Kmart last week announced that it had secured a US$2 billion financing package to fund its turnaround and continuing operations. Conaway also said the retailer intends to continue to invest in “critical technology, standardized information technology platforms, merchandising opportunities and supply chain enhancements” during its reorganization.
Kmart has experienced escalating difficulty in competing against Wal-Mart Stores Inc. and Target Corp., and it now faces significant business and technological challenges.

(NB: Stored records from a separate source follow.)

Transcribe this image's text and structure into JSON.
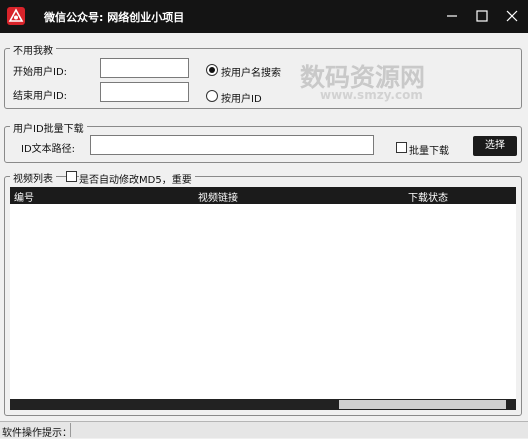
{
  "window": {
    "title": "微信公众号: 网络创业小项目",
    "buttons": [
      "minimize",
      "maximize",
      "close"
    ]
  },
  "uid_range": {
    "legend": "不用我教",
    "start_label": "开始用户ID:",
    "start_value": "",
    "end_label": "结束用户ID:",
    "end_value": "",
    "options": [
      {
        "label": "按用户名搜索",
        "selected": true
      },
      {
        "label": "按用户ID",
        "selected": false
      }
    ]
  },
  "batch": {
    "legend": "用户ID批量下载",
    "path_label": "ID文本路径:",
    "path_value": "",
    "batch_label": "批量下载",
    "batch_checked": false,
    "choose_button": "选择"
  },
  "videos": {
    "legend": "视频列表",
    "auto_md5_label": "是否自动修改MD5，重要",
    "auto_md5_checked": false,
    "columns": [
      "编号",
      "视频链接",
      "下载状态"
    ],
    "rows": []
  },
  "status": {
    "label": "软件操作提示："
  },
  "watermark": {
    "text": "数码资源网",
    "url": "www.smzy.com"
  },
  "colors": {
    "titlebar": "#141414",
    "table_header": "#1b1b1b",
    "app_icon": "#d8232a",
    "background": "#f0f0f0"
  },
  "icons": [
    "app-logo-icon",
    "minimize-icon",
    "maximize-icon",
    "close-icon"
  ]
}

Kmart’s most recent IT instabilities began to surface in August, when the company announced that Randy Allen would exit her CIO post to become executive vice president of strategic initiatives and chief diversity officer. Less than a year before her reassignment, Allen left New York-based Deloitte & Touche Consulting to become Kmart’s fifth CIO since 1994.

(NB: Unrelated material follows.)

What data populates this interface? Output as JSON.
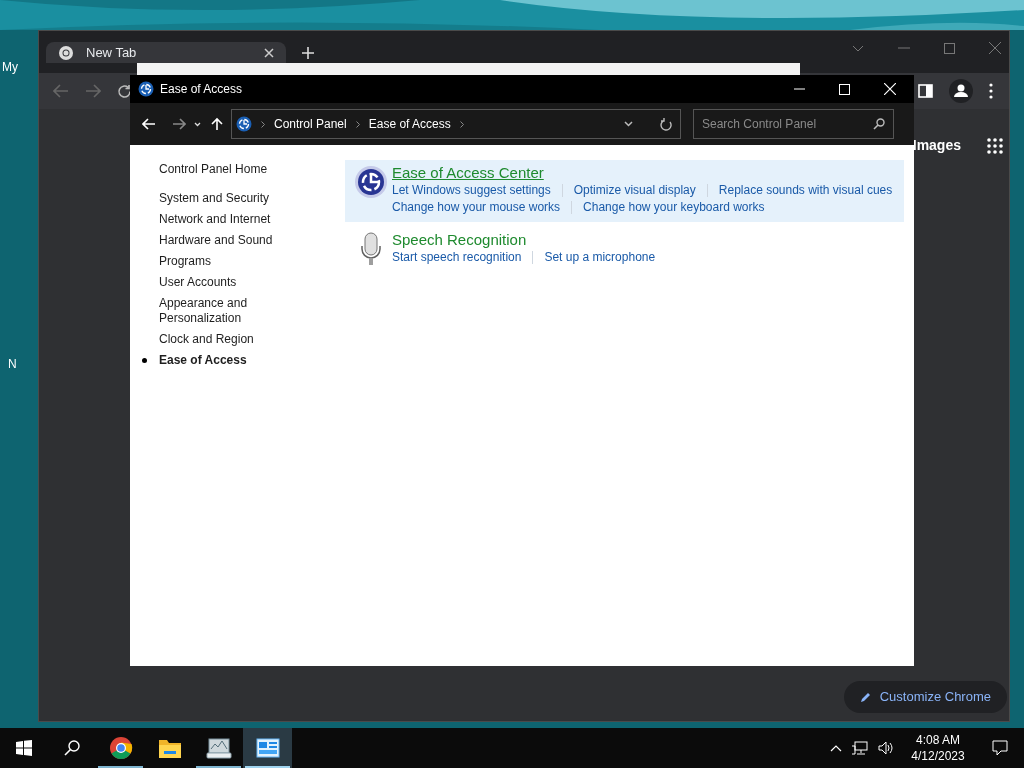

Kmart has yet to hire a CIO to replace Allen, said spokeswoman Susan Dennis. Vice-presidents Karen Austin and Marc Congdon currently oversee IT operations, Dennis said.
Just a year ago, Kmart had touted Allen’s expertise in supply chain effectiveness, merchandising and logistics. So, not surprisingly, questions started to swirl after Kmart announced that it would take a US$195 million write-off with US$130 million due to the “impairment” of supply chain software and hardware that the retail chain would no longer use. The other US$65 million in charges related to the exit from outdated distribution centers, Kmart said.
Dennis said a portion of the write-off was for an extensively modified warehouse management system from Dallas-based Exe Technologies Inc. that Kmart had installed in 1997. The retail chain found that the system “was not doing the job we needed it to do to meet our business demands,” so it’s moving to a new warehouse-management system from Atlanta-based Manhattan Associates Inc., she said.
Peter Abell, an analyst at Boston-based AMR Research Inc., questioned that move, particularly given Kmart’s financial difficulties. Abell said many companies have found the Exe package to be very solid for consumer packaged, or hard-line, goods. Manhattan’s system, in contrast, is cited as an effective system for apparel, or soft goods, he said.
“To write off a whole lot of money doesn’t make a lot of sense to me,” Abell said. “There truly would be a business case to say, ‘Why can’t you live with both packages that do well with their respective goods?’ “
Kmart’s write-off has also fueled speculation about the discount retailer’s large investment in supply chain software from Dallas-based i2 Technologies Inc.
AMR analyst Greg Girard said his firm confirmed that part of Kmart’s technology writedown was related to some portion of its i2 investment. Neither Kmart nor i2 would comment.
Steve Robinson, i2’s executive vice president of product marketing, acknowledged that some i2 projects at Kmart have stalled. He said the retailer implemented two of i2’s transportation packages, Global Logistics Monitor and Freight Matrix, but it held back on other systems.
Robinson said a group running information systems had prioritized technology when Kmart purchased various i2 software applications in 2000. But in the first quarter of last year, a new management team came on board and decided to get back to business fundamentals ahead of the technology implementations, he said.
“I believe their plan was to re-engineer the business processes first and then come back with a technology implementation that would allow them to sustain the value,” Robinson said. He added that his understanding prior to the bankruptcy announcement was that Kmart intended to proceed with some i2 projects.
What the bankruptcy court will permit Kmart to do remains to be seen. Nevill said Kurt Salmon Associates worked with Edison Brothers Stores Inc. in St. Louis when it sought bankruptcy protection in 1999 and the court was hesitant to approve IT spending.
Nevill noted that the bankruptcy court has to protect creditors, adding that money spent on consulting or hardware depreciates quickly and that funds spent on software can lose their value completely, making it difficult to recoup if the business ultimately fails.
But it isn’t unprecedented for a bankruptcy court to look favorably on IT spending. Lindsay Parker, a consultant at Deloitte & Touche LLP, said that Cincinnati-based Federated Department Stores Inc., owner of Macy’s and Bloomingdale’s department stores, was able to convince the court that supply chain improvements were critical for the firm to emerge from bankruptcy, which it did in 1992.